Often, the characters centered in these narratives are white and heterosexual, to only name two facets of their identities. Hollywood’s representation problem has been addressed time and time again, but the conversation doesn’t expand on happy endings and how when couple does get together in a film or series, there usually isn’t a person of color or queer pairing involved. “Friends,” for instance, ended its ten-season run with most of the six leads finding happiness with romantic partners. Funnily enough, in its ten-season run, there were two women of color who were love interests, and neither, of course, were featured in the series finale. And the show certainly never gave hope to see a gay couple either, despite countless jokes about everyone perceiving Chandler as gay.

Heteronormative structures give media a blueprints for ideal lives, such as prioritizing marriage before childbirth. If you marry and you’re a woman, you must marry a man, and then have a child. This idealized structuring of time doesn’t take into consideration queer couples, nonbinary/genderqueer people, people who can’t have children, or those who don’t even want them. At the root of this demand is “restricted desire,” something that Elizabeth Freeman describes in “Time Binds.” Freeman explains how “restricted desire” was cultivated by imperial powers, dictating people, particularly women, to only crave domesticity and devote themselves to Christianity. Desires outside this limited bubble are labeled as sin, thus becoming the foundation for the institutions we now recognize as the hallmarks of a “happy ending.” Not to mention, “restricted time” doesn’t even extend to queer/nonbinary people. Collectively, this is all wrong, but media does a good job of weaving expectations with colonial roots into cutesy rom-coms under the pretenses of an exemplar modern life.

Delving further, these narratives participate in the erasure of “queer time.” “Queer time,” as Judith Halberstam defines it in “In a Queer Time and Place,” is a nonlinear way of conceptualizing time that incorporates the social and cultural disparities between various identities. Disparities such as how a heterosexual couple would have an easier time marrying and having children versus a queer couple’s path’s would be undoubtedly complicated by homophobia throughout the marriage and child-having/adopting process.

“Queer time” also advocates for unlearning fixed milestones. Markers of a well-lived life include going to college, getting married, buying a house, having kids by their early thirties, but only in that order. People who have children before marriage or start undergrad in their forties, for instance, are deemed unusual or unsuccessful according to heteronormative time. Media is, of course, a major proponent of this institution.

The establishment of the happily ever after is exclusionary of so many identities, including aromantic and asexual people because of the primacy it places on romance. And, sometimes, in an effort to center romance, film and TV tends to sideline or exploit these identities, such as fat-identifying people losing weight for happiness and people with disabilities “healing” in films. “This doesn’t happen in 2016’s “Me Before You,” because it sacrifices its paraplegic lead for the sake of a tear-jerking love story and Louisa, the able-bodied protagonist, to find her happy ending without him. The narrative only stresses the importance of sustaining the heteronormative timeline, which does not have room for the “burden” of a disabled love interest and can only foresee a palatable future for the able-bodied character.

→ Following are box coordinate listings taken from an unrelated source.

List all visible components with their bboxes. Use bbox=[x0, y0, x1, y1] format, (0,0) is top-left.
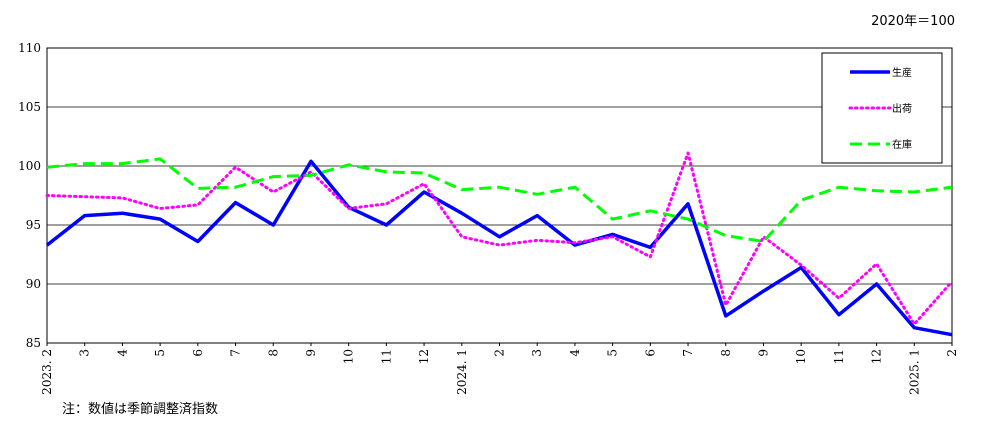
x-tick-label: 5 bbox=[606, 349, 620, 357]
legend-label: 在庫 bbox=[892, 138, 912, 151]
legend-label: 出荷 bbox=[892, 102, 912, 115]
x-tick-label: 2 bbox=[945, 349, 959, 357]
x-tick-label: 9 bbox=[756, 349, 770, 357]
y-tick-label: 85 bbox=[26, 336, 41, 350]
x-tick-label: 2023. 2 bbox=[40, 349, 54, 395]
x-tick-label: 10 bbox=[794, 349, 808, 364]
x-tick-label: 12 bbox=[870, 349, 884, 364]
y-tick-label: 110 bbox=[18, 41, 41, 55]
x-tick-label: 4 bbox=[568, 349, 582, 357]
series-lines bbox=[45, 151, 954, 337]
footnote: 注：数値は季節調整済指数 bbox=[62, 402, 219, 417]
y-tick-label: 95 bbox=[26, 218, 41, 232]
unit-label: 2020年＝100 bbox=[871, 14, 955, 29]
y-tick-label: 100 bbox=[18, 159, 41, 173]
x-tick-label: 4 bbox=[115, 349, 129, 357]
x-tick-label: 11 bbox=[379, 349, 393, 364]
x-tick-label: 7 bbox=[229, 349, 243, 357]
x-tick-label: 10 bbox=[342, 349, 356, 364]
x-tick-label: 8 bbox=[719, 349, 733, 357]
x-tick-label: 6 bbox=[643, 349, 657, 357]
x-tick-label: 2 bbox=[493, 349, 507, 357]
x-tick-label: 2024. 1 bbox=[455, 349, 469, 395]
series-line-3 bbox=[46, 157, 953, 243]
x-axis: 2023. 2 3 4 5 6 7 8 9 10 11 12 2024. 1 2 3 4 5 6 7 8 9 10 11 1… bbox=[40, 343, 959, 395]
y-tick-label: 90 bbox=[26, 277, 41, 291]
x-tick-label: 3 bbox=[78, 349, 92, 357]
x-tick-label: 2025. 1 bbox=[907, 349, 921, 395]
x-tick-label: 7 bbox=[681, 349, 695, 357]
y-tick-label: 105 bbox=[18, 100, 41, 114]
x-tick-label: 6 bbox=[191, 349, 205, 357]
x-tick-label: 5 bbox=[153, 349, 167, 357]
y-axis: 85 90 95 100 105 110 bbox=[18, 41, 41, 350]
x-tick-label: 9 bbox=[304, 349, 318, 357]
legend-label: 生産 bbox=[892, 66, 912, 79]
plot-frame bbox=[46, 47, 953, 344]
x-tick-label: 12 bbox=[417, 349, 431, 364]
series-line-1 bbox=[45, 159, 953, 337]
series-line-2 bbox=[45, 151, 954, 326]
gridlines bbox=[47, 106, 952, 285]
x-tick-label: 11 bbox=[832, 349, 846, 364]
x-tick-label: 3 bbox=[530, 349, 544, 357]
x-tick-label: 8 bbox=[266, 349, 280, 357]
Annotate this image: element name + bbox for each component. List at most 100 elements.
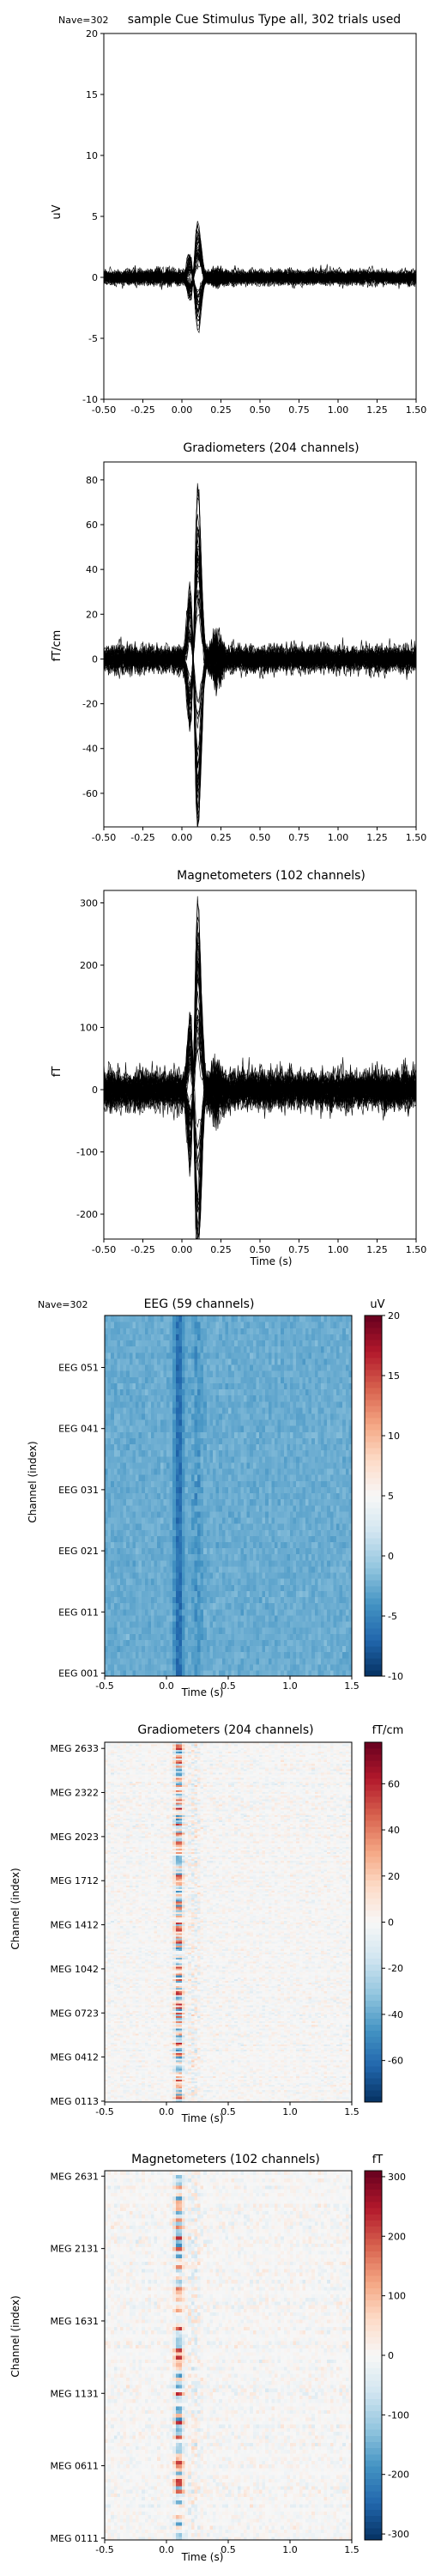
heatmap-cell xyxy=(240,1499,244,1506)
heatmap-cell xyxy=(213,1480,216,1487)
heatmap-cell xyxy=(327,1529,330,1536)
heatmap-cell xyxy=(145,1437,148,1444)
heatmap-cell xyxy=(317,1664,321,1671)
heatmap-cell xyxy=(346,1334,349,1340)
heatmap-cell xyxy=(188,1572,191,1579)
heatmap-cell xyxy=(263,1560,266,1567)
heatmap-cell xyxy=(232,1425,235,1432)
heatmap-cell xyxy=(209,1474,213,1481)
heatmap-cell xyxy=(142,1315,145,1322)
heatmap-cell xyxy=(163,1548,166,1555)
heatmap-cell xyxy=(216,1364,220,1371)
heatmap-cell xyxy=(244,1468,247,1475)
heatmap-cell xyxy=(191,1443,195,1450)
heatmap-cell xyxy=(114,1315,118,1322)
heatmap-cell xyxy=(244,1340,247,1346)
heatmap-cell xyxy=(342,1364,346,1371)
heatmap-cell xyxy=(346,1486,349,1493)
channel-trace xyxy=(104,226,416,301)
heatmap-cell xyxy=(130,1633,133,1640)
heatmap-cell xyxy=(296,1340,299,1346)
heatmap-cell xyxy=(222,1376,226,1383)
heatmap-cell xyxy=(188,1346,191,1353)
heatmap-cell xyxy=(182,1315,185,1322)
heatmap-cell xyxy=(299,1621,303,1628)
heatmap-cell xyxy=(111,1627,114,1634)
channel-trace xyxy=(104,943,416,1144)
heatmap-cell xyxy=(324,1474,328,1481)
heatmap-cell xyxy=(234,1382,238,1389)
heatmap-cell xyxy=(191,1627,195,1634)
heatmap-cell xyxy=(222,1511,226,1518)
heatmap-cell xyxy=(311,1560,315,1567)
heatmap-cell xyxy=(284,1529,287,1536)
heatmap-cell xyxy=(315,1462,318,1469)
heatmap-cell xyxy=(160,1603,164,1610)
heatmap-cell xyxy=(201,1437,204,1444)
heatmap-cell xyxy=(176,1346,179,1353)
heatmap-cell xyxy=(256,1554,259,1561)
heatmap-cell xyxy=(191,1658,195,1665)
heatmap-cell xyxy=(151,1395,154,1402)
heatmap-cell xyxy=(234,1609,238,1616)
heatmap-cell xyxy=(154,1578,158,1585)
heatmap-cell xyxy=(108,1413,112,1420)
heatmap-cell xyxy=(185,1370,189,1377)
heatmap-cell xyxy=(340,1615,343,1622)
heatmap-cell xyxy=(219,1486,222,1493)
heatmap-cell xyxy=(346,1450,349,1457)
heatmap-cell xyxy=(327,1468,330,1475)
heatmap-cell xyxy=(130,1486,133,1493)
heatmap-cell xyxy=(290,1492,293,1499)
heatmap-cell xyxy=(256,1535,259,1542)
heatmap-cell xyxy=(271,1315,275,1322)
heatmap-cell xyxy=(148,1334,151,1340)
heatmap-cell xyxy=(275,1321,278,1328)
heatmap-cell xyxy=(111,1425,114,1432)
heatmap-cell xyxy=(194,1340,197,1346)
heatmap-cell xyxy=(305,1554,309,1561)
heatmap-cell xyxy=(209,1499,213,1506)
heatmap-cell xyxy=(111,1352,114,1359)
heatmap-cell xyxy=(108,1401,112,1408)
heatmap-cell xyxy=(228,1486,232,1493)
heatmap-cell xyxy=(194,1456,197,1463)
heatmap-cell xyxy=(299,1590,303,1597)
heatmap-cell xyxy=(263,1609,266,1616)
heatmap-cell xyxy=(247,1352,251,1359)
heatmap-cell xyxy=(234,1364,238,1371)
heatmap-cell xyxy=(170,1382,173,1389)
heatmap-cell xyxy=(271,1615,275,1622)
heatmap-cell xyxy=(142,1486,145,1493)
heatmap-cell xyxy=(238,1340,241,1346)
heatmap-cell xyxy=(238,1541,241,1548)
heatmap-cell xyxy=(114,1468,118,1475)
heatmap-cell xyxy=(333,1443,336,1450)
heatmap-cell xyxy=(324,1358,328,1365)
heatmap-cell xyxy=(191,1358,195,1365)
heatmap-cell xyxy=(281,1572,284,1579)
heatmap-cell xyxy=(111,1596,114,1603)
heatmap-cell xyxy=(290,1352,293,1359)
heatmap-cell xyxy=(151,1658,154,1665)
heatmap-cell xyxy=(151,1639,154,1646)
heatmap-cell xyxy=(185,1352,189,1359)
heatmap-cell xyxy=(228,1529,232,1536)
heatmap-cell xyxy=(238,1370,241,1377)
heatmap-cell xyxy=(256,1523,259,1530)
y-tick-label: 20 xyxy=(86,28,98,39)
heatmap-cell xyxy=(170,1327,173,1334)
heatmap-cell xyxy=(194,1578,197,1585)
heatmap-cell xyxy=(105,1554,108,1561)
heatmap-cell xyxy=(148,1517,151,1524)
heatmap-cell xyxy=(209,1505,213,1512)
heatmap-cell xyxy=(197,1664,201,1671)
heatmap-cell xyxy=(247,1358,251,1365)
heatmap-cell xyxy=(172,1658,176,1665)
heatmap-cell xyxy=(284,1603,287,1610)
heatmap-cell xyxy=(154,1474,158,1481)
heatmap-cell xyxy=(309,1639,312,1646)
heatmap-cell xyxy=(182,1431,185,1438)
heatmap-cell xyxy=(247,1431,251,1438)
x-tick-label: 1.25 xyxy=(366,832,388,843)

All this isn’t to say I don’t enjoy films or shows where the two protagonists jump into each other’s arms at the end. I do. And it doesn’t mean I won’t root for them to get together. It means there is a harmful condition to be recognized: the endorsement of outdated concepts of romance, marriage, and family. Without understanding how these repeated images glorify a specific lifestyle, it is easy to feel pressured, inadequate, and helpless. Kaling put it best when she said,“Don’t be scared if you don’t do things in the right order or if you don’t do some things at all.” The positive twist of having no representation is not having to follow the beaten path, because there is none laid out for you. It’s easy to stop living life like it’s a race against a clock when you remember it’s unscripted.